Declines from weekly highs at 115.40 amid light calendar

  • Broad US dollar weakness in general weighed on the USD/JPY pair.
  • Falling US Treasury yields and demand for riskier assets keep USD/JPY dovish.
  • USD/JPY Technical Outlook: Remains biased to the upside ahead of US CPI for January.

On Wednesday, the USD/JPY retraces from weekly highs before the release of US inflation figures, coupled with falling US Treasury yields. At time of writing, USD/JPY is trading at 115.44, down 0.08%.

The mood in financial markets is positive, as evidenced by gains in European and US stock indices. The 10-year US Treasury yield is falling three basis points to 1.925%, while the US Dollar Index is down 0.20%, currently at 95.44.

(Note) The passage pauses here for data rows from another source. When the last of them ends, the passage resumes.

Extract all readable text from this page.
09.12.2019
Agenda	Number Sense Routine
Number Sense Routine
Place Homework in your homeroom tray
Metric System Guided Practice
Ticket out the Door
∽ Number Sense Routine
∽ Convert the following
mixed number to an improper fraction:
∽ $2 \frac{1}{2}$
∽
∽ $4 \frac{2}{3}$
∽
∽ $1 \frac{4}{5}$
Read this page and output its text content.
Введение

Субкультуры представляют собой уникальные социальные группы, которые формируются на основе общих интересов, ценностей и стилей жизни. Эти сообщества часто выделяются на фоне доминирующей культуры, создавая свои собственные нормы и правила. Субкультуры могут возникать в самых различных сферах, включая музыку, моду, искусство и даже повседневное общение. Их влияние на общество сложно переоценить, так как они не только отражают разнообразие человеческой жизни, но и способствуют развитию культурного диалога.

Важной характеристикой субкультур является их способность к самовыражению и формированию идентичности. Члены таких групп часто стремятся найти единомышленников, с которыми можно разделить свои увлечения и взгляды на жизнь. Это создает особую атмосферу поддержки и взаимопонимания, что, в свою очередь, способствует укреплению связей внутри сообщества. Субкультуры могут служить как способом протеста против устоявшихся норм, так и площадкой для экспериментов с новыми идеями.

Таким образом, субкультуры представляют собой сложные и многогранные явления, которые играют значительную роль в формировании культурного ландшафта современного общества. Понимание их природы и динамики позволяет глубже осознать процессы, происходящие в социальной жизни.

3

USD/JPY Price Forecast: Technical Outlook

In the overnight session for North American traders, the pair hit a daily high at 115.68, followed by a drop to the one-month downward sloping support/resistance trend line passing around the 115.25-35 area. Even though USD/JPY retraced to the aforementioned trend line, the pair remained above it, confirming the bullish bias.

That said, the first resistance for USD/JPY would be 116.00. The break of the latter could pave the way for further gains and expose a 24-year downtrend line drawn since August 1998, swinging highs passing around 117.00. A break to the upside would expose the January 2017 high at 118.61.